A senior US wildlife official resigned in recent weeks after an outcry following online posting of his hunting photographs which were contrary to the values of his employers’ organisation.

The Idaho Fish and Game Commission member failed to “exercise good judgment” when sharing photos of animals he killed while on a hunt in Africa. One photograph in particular which caused outrage showed him posing with a family of dead baboons he had killed. Following calls for his resignation from Commission members and other senior officials, the employee resigned acknowledging his “poor judgments” and that he did not “display an appropriate level of sportsmanship and respect for the animals”.

While perhaps an extreme example, the case highlights the ongoing blurring of lines between private activities and a person’s employment.

Not all employees go quietly after misjudged online activity. Closer to home, there are plenty of examples of cases where employees have been dismissed for online activity which might have brought their employer into disrepute.

In Toland v Marks & Spencer an employee dismissed after social media conversations between employees concerning a manager in a store was awarded €18,000 even though the EAT agreed that she had contributed to her dismissal by “careless misuse of a social networking site”. In Walker v Bausch & Lomb an employee was dismissed for posting a (false) message on the company’s intranet that “500 jobs to be gone at the Waterford plant”. He also succeeded in an unfair dismissal case.

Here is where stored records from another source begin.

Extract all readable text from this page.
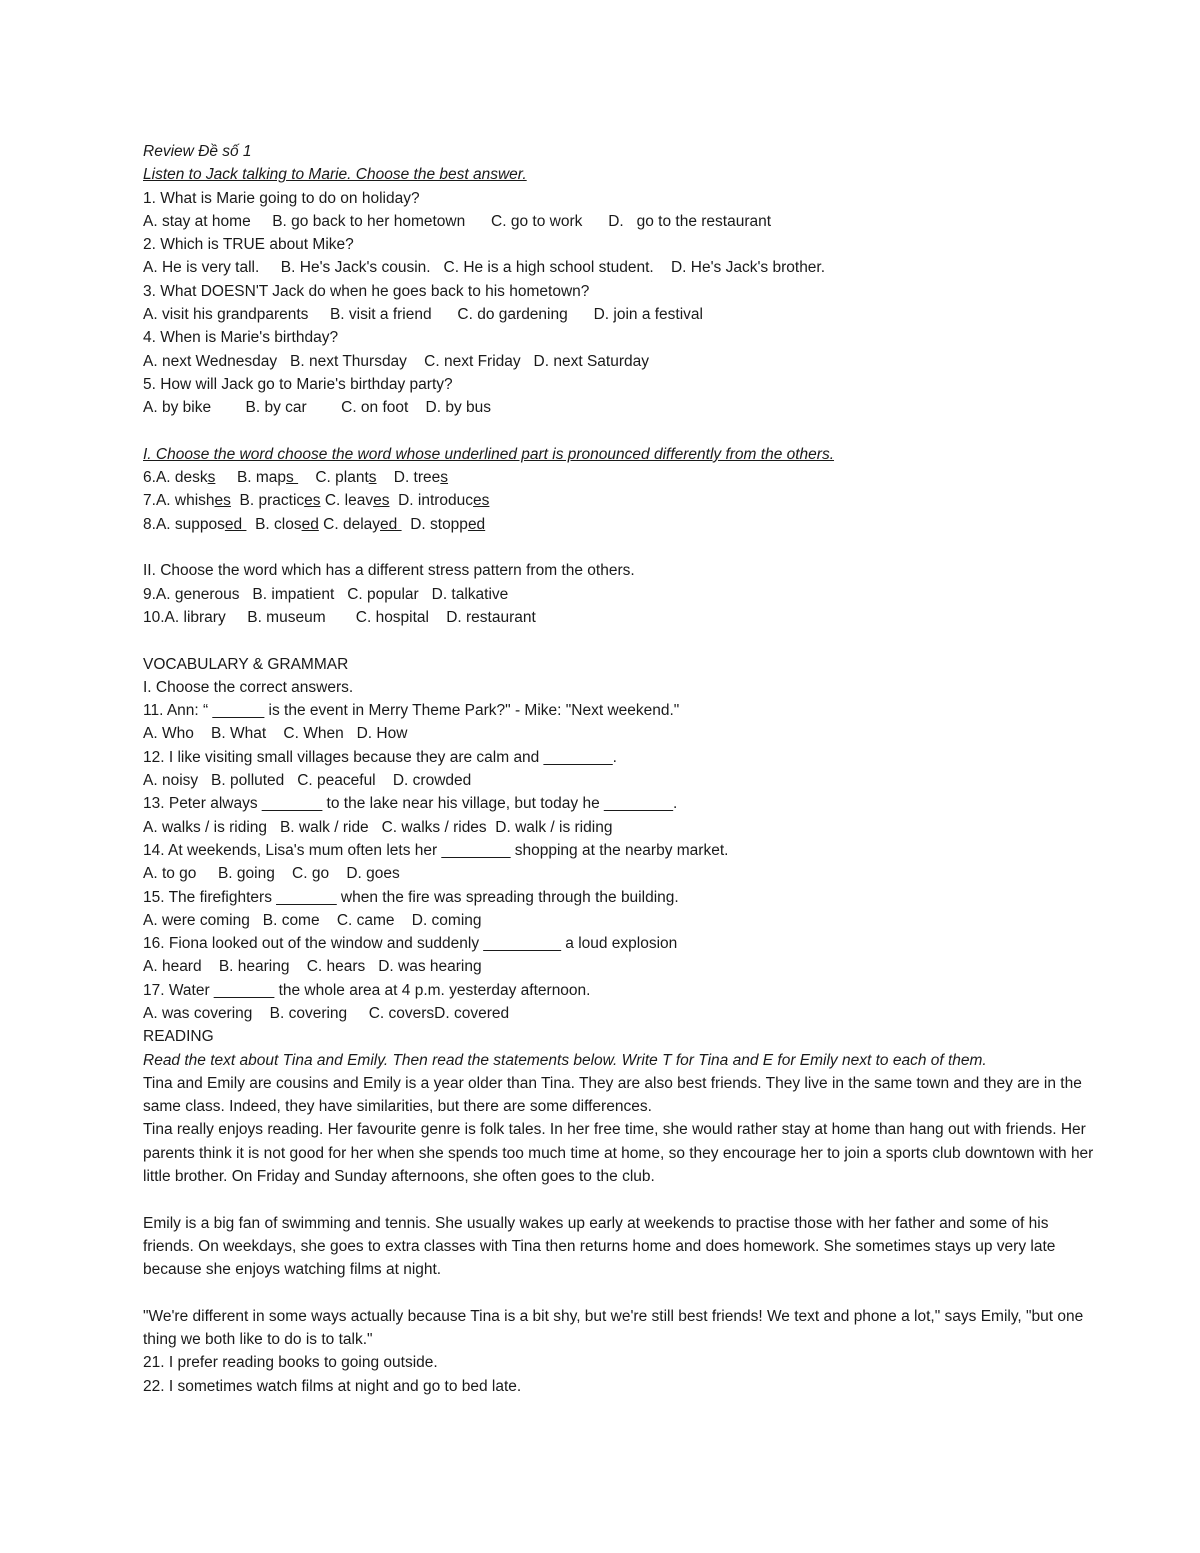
Review Đề số 1
Listen to Jack talking to Marie. Choose the best answer.
1. What is Marie going to do on holiday?
A. stay at home     B. go back to her hometown      C. go to work      D.   go to the restaurant
2. Which is TRUE about Mike?
A. He is very tall.     B. He's Jack's cousin.   C. He is a high school student.    D. He's Jack's brother.
3. What DOESN'T Jack do when he goes back to his hometown?
A. visit his grandparents     B. visit a friend      C. do gardening      D. join a festival
4. When is Marie's birthday?
A. next Wednesday   B. next Thursday    C. next Friday   D. next Saturday
5. How will Jack go to Marie's birthday party?
A. by bike        B. by car        C. on foot    D. by bus
I. Choose the word choose the word whose underlined part is pronounced differently from the others.
6.A. desks B. maps     C. plants D. trees
7.A. whishes B. practices C. leaves D. introduces
8.A. supposed   B. closed C. delayed   D. stopped
II. Choose the word which has a different stress pattern from the others.
9.A. generous   B. impatient   C. popular   D. talkative
10.A. library     B. museum       C. hospital    D. restaurant
VOCABULARY & GRAMMAR
I. Choose the correct answers.
11. Ann: “ ______ is the event in Merry Theme Park?" - Mike: "Next weekend."
A. Who    B. What    C. When   D. How
12. I like visiting small villages because they are calm and ________.
A. noisy   B. polluted   C. peaceful    D. crowded
13. Peter always _______ to the lake near his village, but today he ________.
A. walks / is riding   B. walk / ride   C. walks / rides  D. walk / is riding
14. At weekends, Lisa's mum often lets her ________ shopping at the nearby market.
A. to go     B. going    C. go    D. goes
15. The firefighters _______ when the fire was spreading through the building.
A. were coming   B. come    C. came    D. coming
16. Fiona looked out of the window and suddenly _________ a loud explosion
A. heard    B. hearing    C. hears   D. was hearing
17. Water _______ the whole area at 4 p.m. yesterday afternoon.
A. was covering    B. covering     C. coversD. covered
READING
Read the text about Tina and Emily. Then read the statements below. Write T for Tina and E for Emily next to each of them.
Tina and Emily are cousins and Emily is a year older than Tina. They are also best friends. They live in the same town and they are in the same class. Indeed, they have similarities, but there are some differences.
Tina really enjoys reading. Her favourite genre is folk tales. In her free time, she would rather stay at home than hang out with friends. Her parents think it is not good for her when she spends too much time at home, so they encourage her to join a sports club downtown with her little brother. On Friday and Sunday afternoons, she often goes to the club.
Emily is a big fan of swimming and tennis. She usually wakes up early at weekends to practise those with her father and some of his friends. On weekdays, she goes to extra classes with Tina then returns home and does homework. She sometimes stays up very late because she enjoys watching films at night.
"We're different in some ways actually because Tina is a bit shy, but we're still best friends! We text and phone a lot," says Emily, "but one thing we both like to do is to talk."
21. I prefer reading books to going outside.
22. I sometimes watch films at night and go to bed late.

In Brown v Mountainview Community Drugs Team, an employee was dismissed for after he uploaded a holiday photograph to Facebook showing him “in a violent and threatening pose” with a fake gun but, again, succeeded in an unfair dismissal case as the dismissal was held to be disproportionate.

It is possible for employers to defend such cases. As with many misconduct situations, the employer must be able to show that employees were on notice of prohibited activity. This can be achieved with a clearly communicated Social Media policy. Disciplinary procedures must also be as meticulous as possible. However, before considering a disciplinary sanction, an employer should consider the actual impact of the employee communication and whether there is damage to employer’s reputation or, alternatively, whether it owes a duty to other employees as a result of the post. As with any disciplinary action, it must be proportionate.